Анонимные антигерои Балабанова, как и герои Кафки, не склонны к самоанализу, и их характеры редко показаны в развитии. Приверженность абсурдистов к гротескным образам (насекомые, смерть, болезнь), выступающим как метафора человеческого бытия, нетрудно сопоставить со склонностью Балабанова изображать «отбросы общества», наемных убийц и бандитов – скопище кинематографических изгоев, что, по словам Н. А. Цыркун, «превращает экран в культурную свалку отходов символизма» [Цыркун 1999], причем говорящие имена персонажей нередко указывают на их «зверские» черты (например, Бизон в «Кочегаре»). В литературе абсурда люди по самой своей природе изгои, наделенные разумом, «с телом и головой, а значит, и со лбом, чтобы хлопать по нему ладонью» [Кафка 1994: 264], как писал Кафка. [66]
Балабанов относит свою режиссуру к жанру «фантастического реализма», созданному, по его словам, им самим. «А жанр у меня новый, такого жанра нет. Это фантастический реализм. Там ни одной декорации нет, там все-все настоящее. Ни одного профессионального артиста, все играют сами себя. И все настоящие. Я с их слов писал сценарий, с их рассказов» [Балабанов 2012а]. На самом деле термин «фантастический реализм» был придуман Достоевским, с которым Балабанова роднит слияние в повествовании возвышенного и извращенного, а также типологическое стремление ставить исторические и культурные архетипы выше индивидуализации персонажей[67]
. К тому же, если сочинения и дневники Достоевского служат пограничным пространством между его жизнью и творчеством, то и Балабанов постоянно подчеркивает невымышленную основу своих фильмов, говоря о «Грузе 200», «Я тоже хочу» и других фильмах, сценарии которых были построены на впечатлениях, рассказах и личном опыте: «Нам для съемок ничего придумывать не понадобилось – в фильме все ровно так, как наяву» [Балабанов 20126][68]. Это утверждение прекрасно вписывается в контекст абсурда и той своей частью, в которой Балабанов настаивает на правдивости своих фильмов, и той, в которой они не могут быть правдивыми.Когда речь идет о методе абсурда, важно отличать мир, где высший смысл отсутствует как таковой (нигилизм), от мира, в котором этот смысл недоступен (абсурд).

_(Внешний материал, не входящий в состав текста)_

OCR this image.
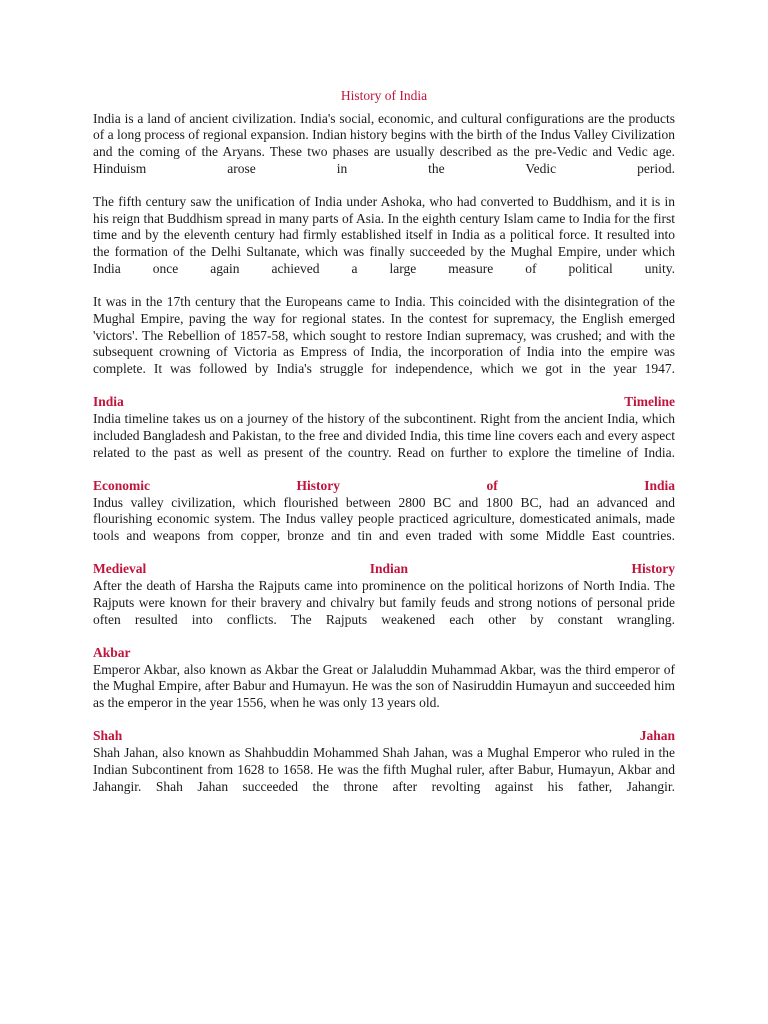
History of India

India is a land of ancient civilization. India's social, economic, and cultural configurations are the products of a long process of regional expansion. Indian history begins with the birth of the Indus Valley Civilization and the coming of the Aryans. These two phases are usually described as the pre-Vedic and Vedic age. Hinduism arose in the Vedic period.

The fifth century saw the unification of India under Ashoka, who had converted to Buddhism, and it is in his reign that Buddhism spread in many parts of Asia. In the eighth century Islam came to India for the first time and by the eleventh century had firmly established itself in India as a political force. It resulted into the formation of the Delhi Sultanate, which was finally succeeded by the Mughal Empire, under which India once again achieved a large measure of political unity.

It was in the 17th century that the Europeans came to India. This coincided with the disintegration of the Mughal Empire, paving the way for regional states. In the contest for supremacy, the English emerged 'victors'. The Rebellion of 1857-58, which sought to restore Indian supremacy, was crushed; and with the subsequent crowning of Victoria as Empress of India, the incorporation of India into the empire was complete. It was followed by India's struggle for independence, which we got in the year 1947.

India Timeline

India timeline takes us on a journey of the history of the subcontinent. Right from the ancient India, which included Bangladesh and Pakistan, to the free and divided India, this time line covers each and every aspect related to the past as well as present of the country. Read on further to explore the timeline of India.

Economic History of India

Indus valley civilization, which flourished between 2800 BC and 1800 BC, had an advanced and flourishing economic system. The Indus valley people practiced agriculture, domesticated animals, made tools and weapons from copper, bronze and tin and even traded with some Middle East countries.

Medieval Indian History

After the death of Harsha the Rajputs came into prominence on the political horizons of North India. The Rajputs were known for their bravery and chivalry but family feuds and strong notions of personal pride often resulted into conflicts. The Rajputs weakened each other by constant wrangling.

Akbar

Emperor Akbar, also known as Akbar the Great or Jalaluddin Muhammad Akbar, was the third emperor of the Mughal Empire, after Babur and Humayun. He was the son of Nasiruddin Humayun and succeeded him as the emperor in the year 1556, when he was only 13 years old.

Shah Jahan

Shah Jahan, also known as Shahbuddin Mohammed Shah Jahan, was a Mughal Emperor who ruled in the Indian Subcontinent from 1628 to 1658. He was the fifth Mughal ruler, after Babur, Humayun, Akbar and Jahangir. Shah Jahan succeeded the throne after revolting against his father, Jahangir.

В мире абсурда трансцендентное всегда присутствует, но лишь постольку, поскольку оно всегда вне досягаемости, его нет ни в одном из мест, в которых мы его ищем, или же оно присутствует лишь в воображении ищущих. В фильмах Балабанова это нагляднее всего показывает запустение, царящее в местах религиозного культа и личной безопасности – от «перепрофилированных» церквей и кладбищ до жилых пространств, где ритуалы домашнего быта и молитвы наслоены на крайние проявления насилия. Обращение к методу абсурда также поможет нам контекстуализировать многие сходные моменты в фильмах Балабанова: герои, лишенные способности к развитию и самоанализу; движение без действия; нравственно нейтральные зоны и религиозные символы, оторванные от религиозного обряда; столкновение между отсутствием абсолютного смысла или справедливости, с одной стороны, и миром, который предполагает поиск этого смысла, – с другой. «Большая надежда – для Бога – бесконечная надежда – но только не для нас» [Брод 2012: 101], как сказал Кафка в беседе с М. Бродом.
В то же время, по мнению критиков, «Я тоже хочу» не до конца вписывается в остальное творчество Балабанова, поскольку возвращается ко многим повествовательным и эстетическим приемам, которые свойственны только его самым ранним фильмам, в том числе к духовной аллегории и религиозной символике [Anisimova 2013]. Однако при таком ходе мысли мы рискуем забыть, что выхолощенные обители трансцендентного всегда присутствовали в режиссуре Балабанова, будь то кладбище, где разбивают лагерь бездомные, в «Счастливых днях», пустая церковь в «Морфии», где Поляков, потворствуя своей наркозависимости, вкалывает себе морфий, или православный крест, демонстративно вытатуированный на руке главы мафии в «Жмурках».